The project's conception is based on the contacts of the German philosopher Max Bense (1910–1990) in Brazil, in particular his correspondence with the Brazilian poet Haroldo de Campos (1929–2003), an exponent of concrete poetry in the country and at the time a member of the Noigandres group. These intellectual exchanges resulted in a series of exhibitions organized by Bense at the Studiengalerie, the gallery of the Hochschule für Technik (Technical University) in Stuttgart, where he was teaching at the time. It was there that, in 1964, Lygia Clark's first exhibition in Europe took place, in which she presented her Bichos and Espaços Modulados. In 1967, Mira Schendel exhibited her typewritten and decaled letters on paper in the same gallery, repeating her participation there in 1975. Schendel was also the subject of an issue of the series of notebooks rot, organized by Bense and Elizabeth Walther, a semiologist and companion of the philosopher, and dedicated to concrete poetry, graphic forms, and language studies.

 

The circle of Brazilian artists who had contact with Bense also includes Almir Mavignier, who was a student of the philosopher at the Hochschule für Gestaltung (School of Form) in Ulm at the end of the 1950s.
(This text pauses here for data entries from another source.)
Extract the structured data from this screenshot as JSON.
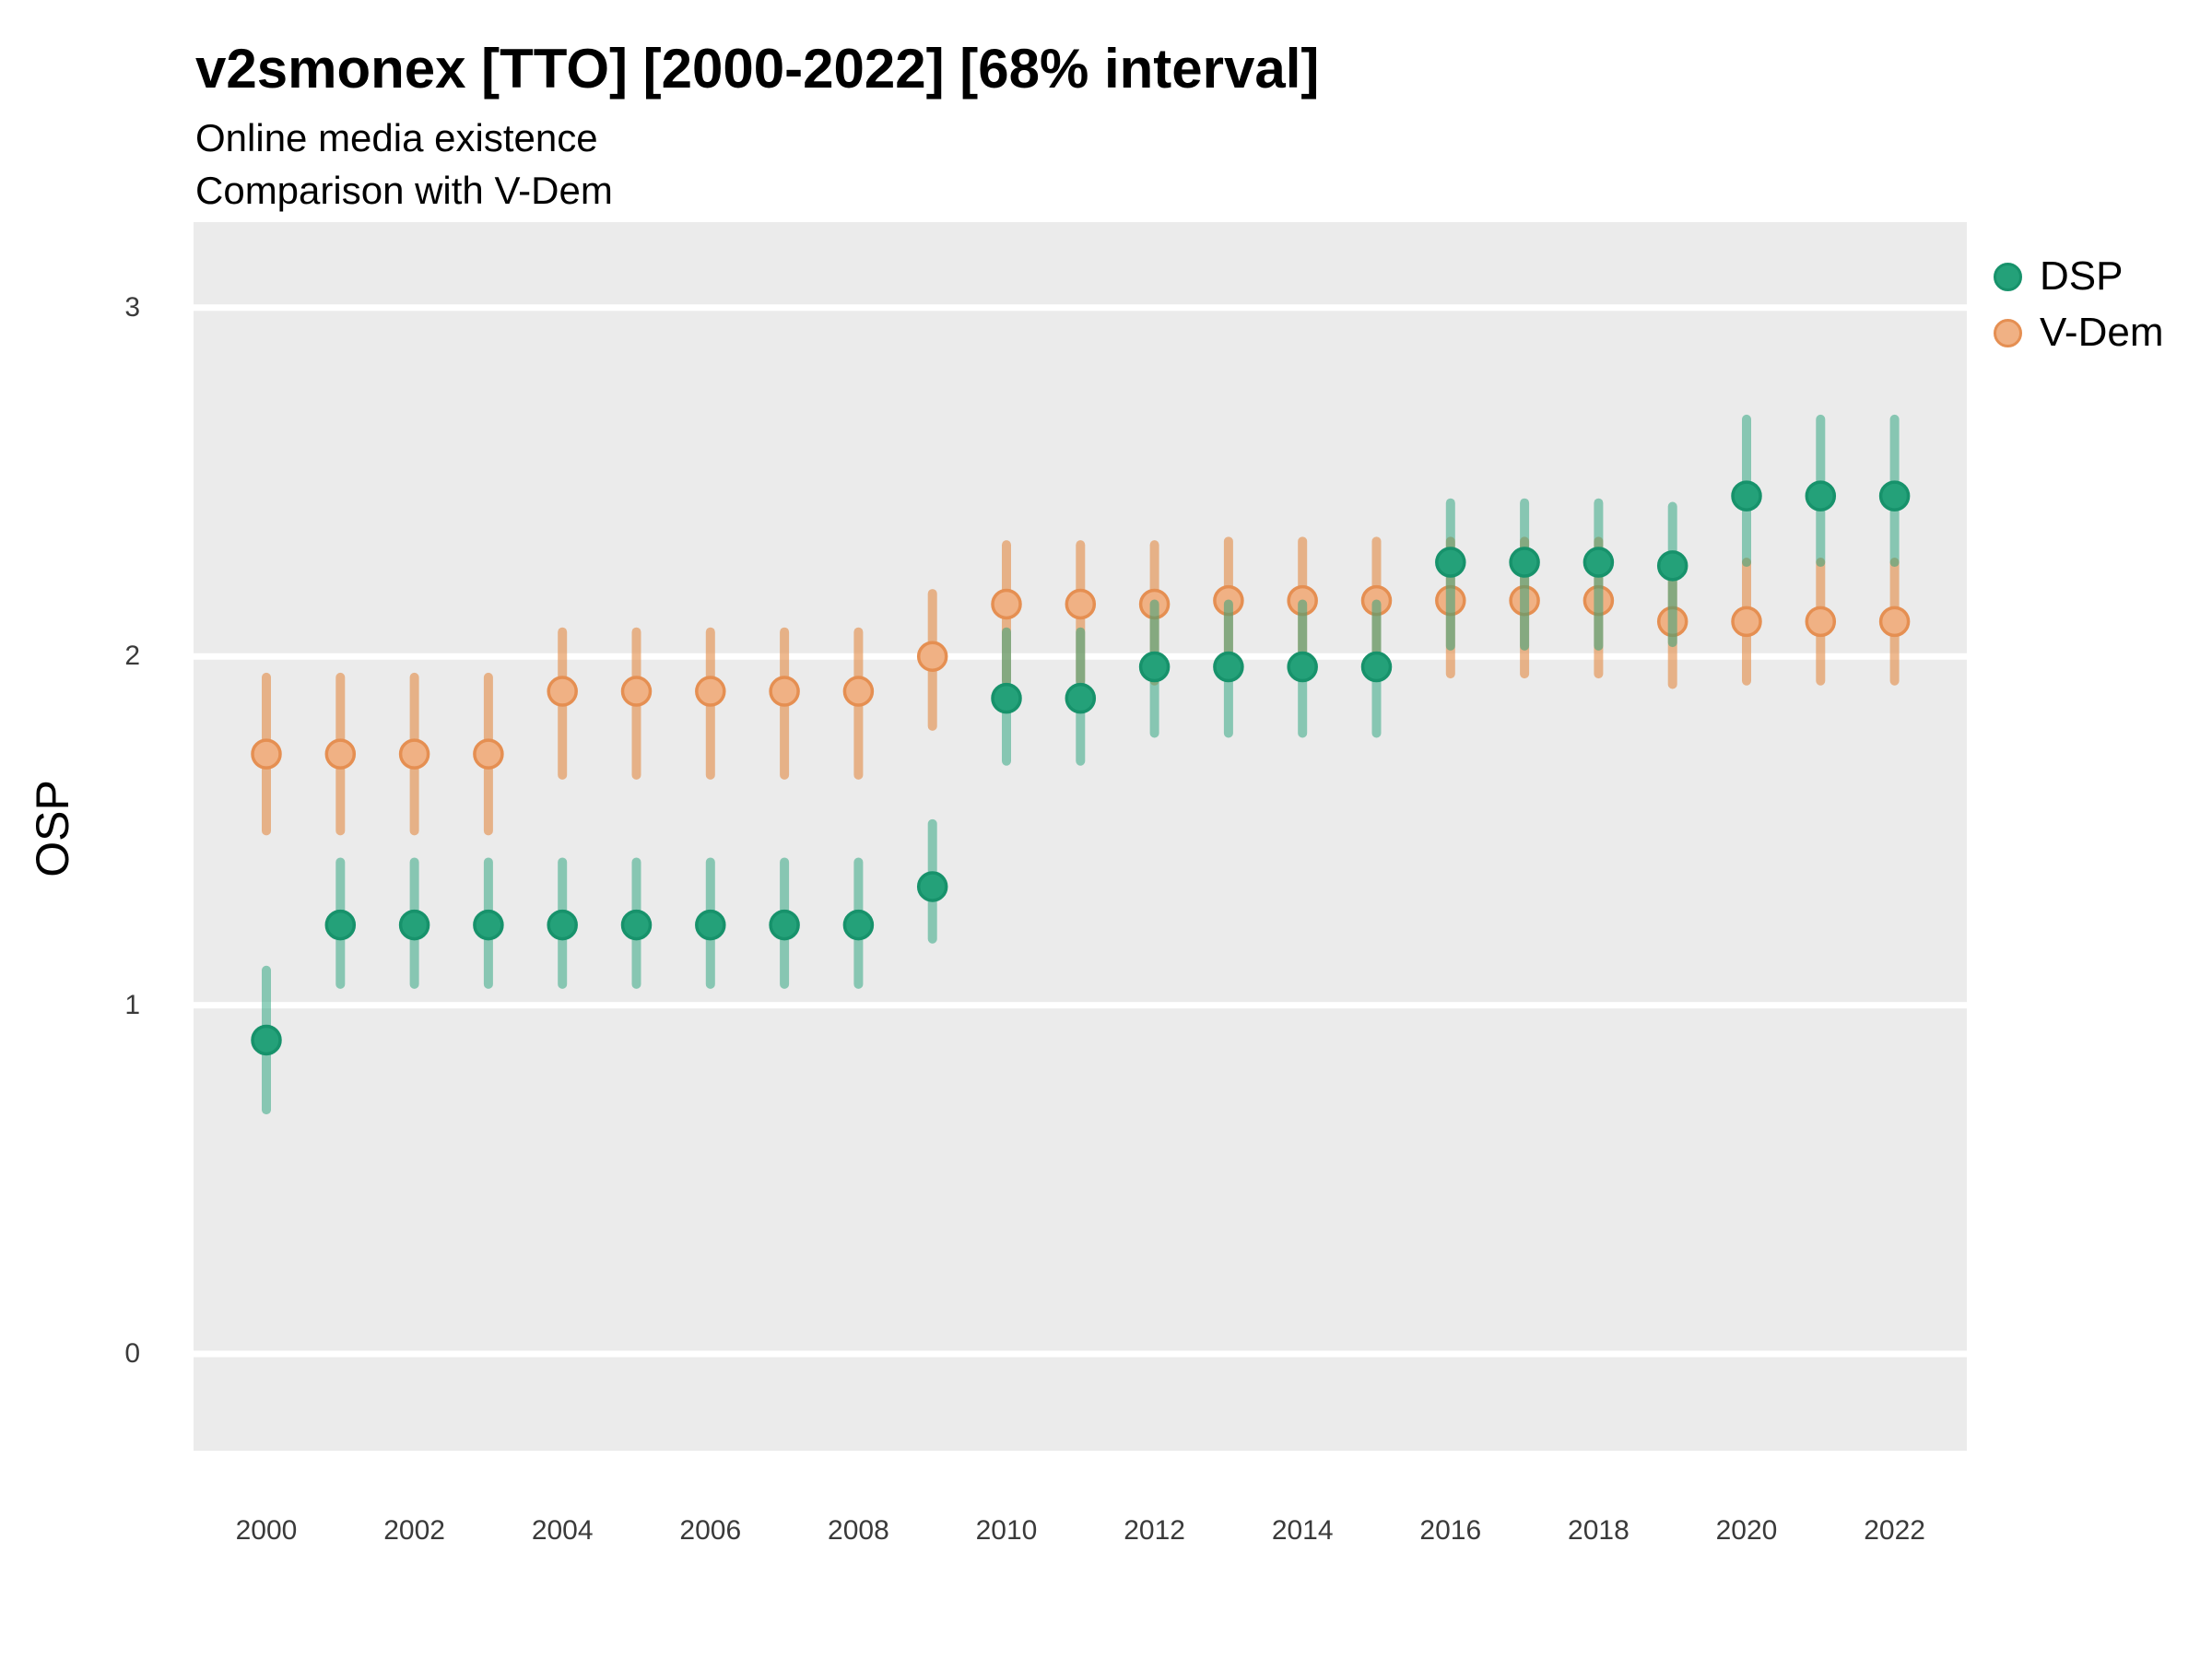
{
  "title": "v2smonex [TTO] [2000-2022] [68% interval]",
  "subtitle_line1": "Online media existence",
  "subtitle_line2": "Comparison with V-Dem",
  "y_axis_title": "OSP",
  "legend": {
    "entries": [
      {
        "label": "DSP"
      },
      {
        "label": "V-Dem"
      }
    ]
  },
  "colors": {
    "page_bg": "#FFFFFF",
    "panel_bg": "#EBEBEB",
    "gridline": "#FFFFFF",
    "tick_label": "#3A3A3A"
  },
  "chart_data": {
    "type": "pointrange",
    "title": "v2smonex [TTO] [2000-2022] [68% interval]",
    "subtitle": [
      "Online media existence",
      "Comparison with V-Dem"
    ],
    "xlabel": "",
    "ylabel": "OSP",
    "interval_level": "68%",
    "grid": "major-only",
    "legend_position": "right-top",
    "xticks": [
      2000,
      2002,
      2004,
      2006,
      2008,
      2010,
      2012,
      2014,
      2016,
      2018,
      2020,
      2022
    ],
    "yticks": [
      0,
      1,
      2,
      3
    ],
    "xlim": [
      1999.0,
      2023.0
    ],
    "ylim": [
      -0.28,
      3.25
    ],
    "series": [
      {
        "name": "DSP",
        "color_fill": "#24A179",
        "color_stroke": "#17926B",
        "color_line": "rgba(36,161,121,0.5)",
        "points": [
          {
            "year": 2000,
            "mean": 0.9,
            "lo": 0.7,
            "hi": 1.1
          },
          {
            "year": 2001,
            "mean": 1.23,
            "lo": 1.06,
            "hi": 1.41
          },
          {
            "year": 2002,
            "mean": 1.23,
            "lo": 1.06,
            "hi": 1.41
          },
          {
            "year": 2003,
            "mean": 1.23,
            "lo": 1.06,
            "hi": 1.41
          },
          {
            "year": 2004,
            "mean": 1.23,
            "lo": 1.06,
            "hi": 1.41
          },
          {
            "year": 2005,
            "mean": 1.23,
            "lo": 1.06,
            "hi": 1.41
          },
          {
            "year": 2006,
            "mean": 1.23,
            "lo": 1.06,
            "hi": 1.41
          },
          {
            "year": 2007,
            "mean": 1.23,
            "lo": 1.06,
            "hi": 1.41
          },
          {
            "year": 2008,
            "mean": 1.23,
            "lo": 1.06,
            "hi": 1.41
          },
          {
            "year": 2009,
            "mean": 1.34,
            "lo": 1.19,
            "hi": 1.52
          },
          {
            "year": 2010,
            "mean": 1.88,
            "lo": 1.7,
            "hi": 2.07
          },
          {
            "year": 2011,
            "mean": 1.88,
            "lo": 1.7,
            "hi": 2.07
          },
          {
            "year": 2012,
            "mean": 1.97,
            "lo": 1.78,
            "hi": 2.15
          },
          {
            "year": 2013,
            "mean": 1.97,
            "lo": 1.78,
            "hi": 2.15
          },
          {
            "year": 2014,
            "mean": 1.97,
            "lo": 1.78,
            "hi": 2.15
          },
          {
            "year": 2015,
            "mean": 1.97,
            "lo": 1.78,
            "hi": 2.15
          },
          {
            "year": 2016,
            "mean": 2.27,
            "lo": 2.03,
            "hi": 2.44
          },
          {
            "year": 2017,
            "mean": 2.27,
            "lo": 2.03,
            "hi": 2.44
          },
          {
            "year": 2018,
            "mean": 2.27,
            "lo": 2.03,
            "hi": 2.44
          },
          {
            "year": 2019,
            "mean": 2.26,
            "lo": 2.04,
            "hi": 2.43
          },
          {
            "year": 2020,
            "mean": 2.46,
            "lo": 2.27,
            "hi": 2.68
          },
          {
            "year": 2021,
            "mean": 2.46,
            "lo": 2.27,
            "hi": 2.68
          },
          {
            "year": 2022,
            "mean": 2.46,
            "lo": 2.27,
            "hi": 2.68
          }
        ]
      },
      {
        "name": "V-Dem",
        "color_fill": "#F0B184",
        "color_stroke": "#E58F52",
        "color_line": "rgba(226,138,69,0.6)",
        "points": [
          {
            "year": 2000,
            "mean": 1.72,
            "lo": 1.5,
            "hi": 1.94
          },
          {
            "year": 2001,
            "mean": 1.72,
            "lo": 1.5,
            "hi": 1.94
          },
          {
            "year": 2002,
            "mean": 1.72,
            "lo": 1.5,
            "hi": 1.94
          },
          {
            "year": 2003,
            "mean": 1.72,
            "lo": 1.5,
            "hi": 1.94
          },
          {
            "year": 2004,
            "mean": 1.9,
            "lo": 1.66,
            "hi": 2.07
          },
          {
            "year": 2005,
            "mean": 1.9,
            "lo": 1.66,
            "hi": 2.07
          },
          {
            "year": 2006,
            "mean": 1.9,
            "lo": 1.66,
            "hi": 2.07
          },
          {
            "year": 2007,
            "mean": 1.9,
            "lo": 1.66,
            "hi": 2.07
          },
          {
            "year": 2008,
            "mean": 1.9,
            "lo": 1.66,
            "hi": 2.07
          },
          {
            "year": 2009,
            "mean": 2.0,
            "lo": 1.8,
            "hi": 2.18
          },
          {
            "year": 2010,
            "mean": 2.15,
            "lo": 1.93,
            "hi": 2.32
          },
          {
            "year": 2011,
            "mean": 2.15,
            "lo": 1.93,
            "hi": 2.32
          },
          {
            "year": 2012,
            "mean": 2.15,
            "lo": 1.93,
            "hi": 2.32
          },
          {
            "year": 2013,
            "mean": 2.16,
            "lo": 1.94,
            "hi": 2.33
          },
          {
            "year": 2014,
            "mean": 2.16,
            "lo": 1.94,
            "hi": 2.33
          },
          {
            "year": 2015,
            "mean": 2.16,
            "lo": 1.94,
            "hi": 2.33
          },
          {
            "year": 2016,
            "mean": 2.16,
            "lo": 1.95,
            "hi": 2.33
          },
          {
            "year": 2017,
            "mean": 2.16,
            "lo": 1.95,
            "hi": 2.33
          },
          {
            "year": 2018,
            "mean": 2.16,
            "lo": 1.95,
            "hi": 2.33
          },
          {
            "year": 2019,
            "mean": 2.1,
            "lo": 1.92,
            "hi": 2.27
          },
          {
            "year": 2020,
            "mean": 2.1,
            "lo": 1.93,
            "hi": 2.27
          },
          {
            "year": 2021,
            "mean": 2.1,
            "lo": 1.93,
            "hi": 2.27
          },
          {
            "year": 2022,
            "mean": 2.1,
            "lo": 1.93,
            "hi": 2.27
          }
        ]
      }
    ]
  }
}
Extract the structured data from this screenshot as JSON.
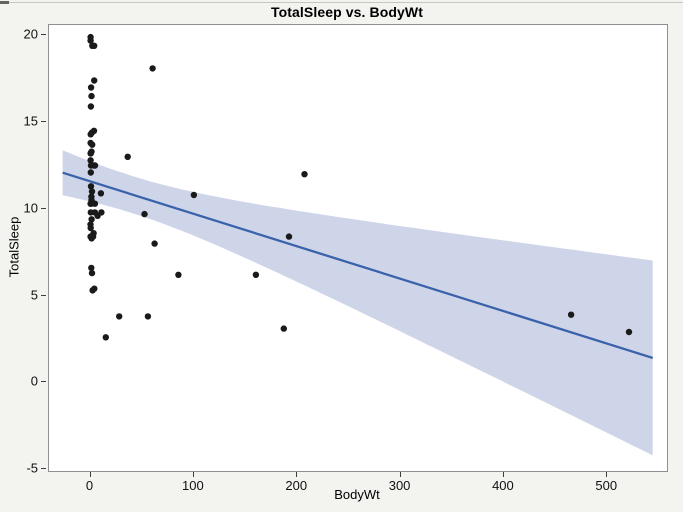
{
  "title": "TotalSleep vs. BodyWt",
  "chart_data": {
    "type": "scatter",
    "title": "TotalSleep vs. BodyWt",
    "xlabel": "BodyWt",
    "ylabel": "TotalSleep",
    "xlim": [
      -40.2,
      557.8
    ],
    "ylim": [
      -5.11,
      20.6
    ],
    "x_ticks": [
      0,
      100,
      200,
      300,
      400,
      500
    ],
    "y_ticks": [
      -5,
      0,
      5,
      10,
      15,
      20
    ],
    "grid": false,
    "legend": "none",
    "points": [
      [
        0.01,
        19.9
      ],
      [
        0.02,
        19.7
      ],
      [
        1.7,
        19.4
      ],
      [
        3.5,
        19.4
      ],
      [
        60,
        18.1
      ],
      [
        3.5,
        17.4
      ],
      [
        0.5,
        17.0
      ],
      [
        0.9,
        16.5
      ],
      [
        0.3,
        15.9
      ],
      [
        3.3,
        14.5
      ],
      [
        1.35,
        14.4
      ],
      [
        0.12,
        14.3
      ],
      [
        0.1,
        13.8
      ],
      [
        1.6,
        13.7
      ],
      [
        0.9,
        13.3
      ],
      [
        0.02,
        13.2
      ],
      [
        0.28,
        13.2
      ],
      [
        36,
        13.0
      ],
      [
        0.05,
        12.8
      ],
      [
        0.43,
        12.5
      ],
      [
        3.4,
        12.5
      ],
      [
        4.3,
        12.5
      ],
      [
        0.2,
        12.1
      ],
      [
        207,
        12.0
      ],
      [
        0.4,
        11.3
      ],
      [
        1.4,
        11.0
      ],
      [
        10,
        10.9
      ],
      [
        100,
        10.8
      ],
      [
        0.8,
        10.7
      ],
      [
        0.9,
        10.5
      ],
      [
        0.55,
        10.3
      ],
      [
        0.06,
        10.3
      ],
      [
        4.2,
        10.3
      ],
      [
        0.2,
        9.8
      ],
      [
        4.2,
        9.8
      ],
      [
        10.55,
        9.8
      ],
      [
        52.2,
        9.7
      ],
      [
        6.8,
        9.6
      ],
      [
        1.04,
        9.4
      ],
      [
        0.005,
        9.1
      ],
      [
        0.104,
        8.9
      ],
      [
        3.0,
        8.6
      ],
      [
        2.5,
        8.4
      ],
      [
        0.075,
        8.4
      ],
      [
        0.122,
        8.4
      ],
      [
        192,
        8.4
      ],
      [
        1.0,
        8.3
      ],
      [
        62,
        8.0
      ],
      [
        0.75,
        6.6
      ],
      [
        1.41,
        6.3
      ],
      [
        85,
        6.2
      ],
      [
        160,
        6.2
      ],
      [
        3.6,
        5.4
      ],
      [
        2.0,
        5.3
      ],
      [
        465,
        3.9
      ],
      [
        27.7,
        3.8
      ],
      [
        55.5,
        3.8
      ],
      [
        187,
        3.1
      ],
      [
        521,
        2.9
      ],
      [
        14.8,
        2.6
      ]
    ],
    "fit": {
      "type": "linear",
      "equation": "TotalSleep = 11.58 - 0.0187 * BodyWt",
      "intercept": 11.58,
      "slope": -0.0187,
      "x_start": -27,
      "x_end": 544
    },
    "confidence_band": {
      "center_x": 40,
      "n": 57,
      "sxx": 548300,
      "scale": 8.1
    },
    "colors": {
      "point": "#1a1a1a",
      "line": "#3a62ab",
      "band": "#cfd5e9",
      "plot_bg": "#ffffff",
      "page_bg": "#f3f3f0",
      "frame": "#8f8f8f"
    },
    "point_radius": 3.2,
    "line_width": 2.3
  }
}
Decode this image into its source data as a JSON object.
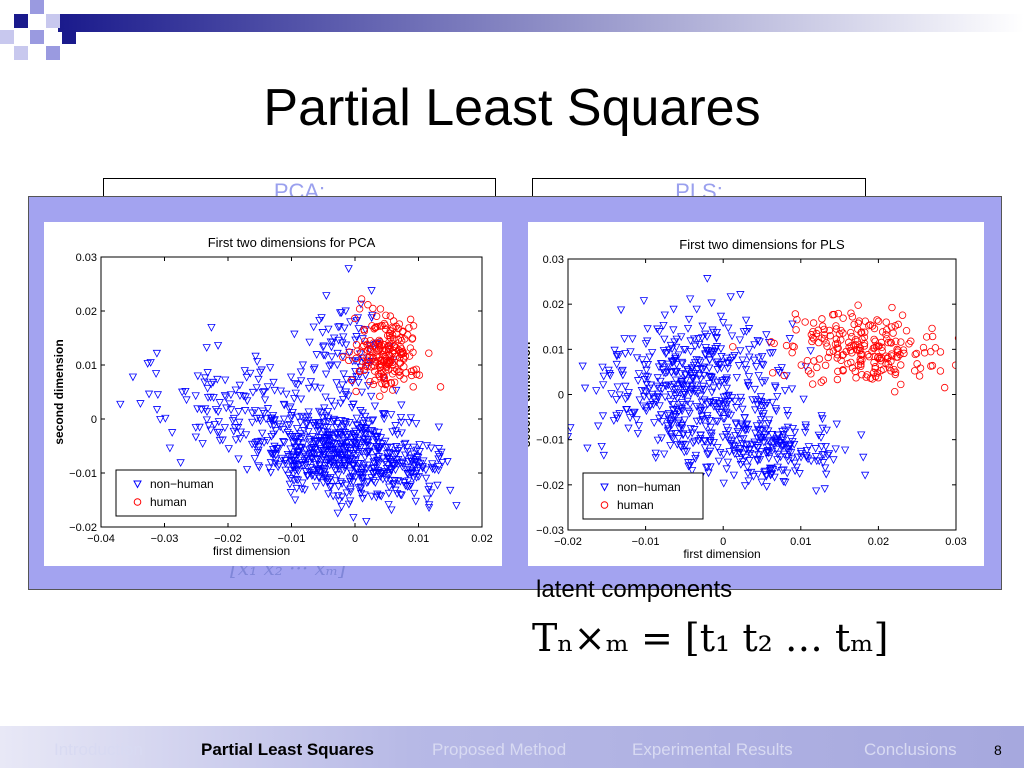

Considered one of the hubs of design thinking and artistic experimentation in dialog with industrial production, it was home to figures such as Max Bill, Josef Albers, and others. In the midst of an effervescent context in Brazil, marked in the arts by the inauguration of the Bienal de São Paulo (1951) and the Museums of Modern Art (MASP, 1947; MAM São Paulo, 1948; and MAM Rio de Janeiro, 1948), in architecture by the foundation of Brasilia (1960), and in design by the creation of the School of Industrial Design (ESDI, 1963), Max Bense figured as an agent among the exponents of the period, spreading many of the country's names in the international context.

 

The main selection to be presented by Gomide&Co at Art Basel 2025 includes names who had direct contact with Bense, such as Lygia Clark, Mira Schendel, and Almir Mavignier, as well as others who are key figures of the period, such as Amilcar de Castro, Geraldo de Barros, Luiz Sacilotto, Ivan Serpa, Hélio Oiticica and Max Bill. One of the main highlights of the selection is a painting by Roberto Burle Marx, whose landscape design for Brasília was acclaimed by Bense. In the complementary selection, the presentation includes artists who were influenced by the Concrete and Neo-Concrete movements, such as Habuba Farah, Lenora de Barros, and others.

 

The complete selection includes: Amilcar de Castro (1920–2002); Amadeo Luciano Lorenzato (1900–1995); Almir Mavignier (1925–2018); Chico da Silva (1910/1922–1985); Chen Kong Fang (1931–2012); Geraldo de Barros (1923–1998); Habuba Farah (1931); Hélio Oiticica (1937–1980); Ivan Serpa (1923–1973); Julia Isidrez (1967); Lygia Clark (1920–1988); Lenora de Barros (1953); Luiz Sacilotto (1924–2003); Lygia Pape (1927–2004); Max Bill (1908–1994); Megumi Yuasa (1938); Maria Lira (1945); Mira Schendel (1919–1988); Nilda Neves (1961); Roberto Burle Marx (1909–1994); Sergio Camargo (1930–1990).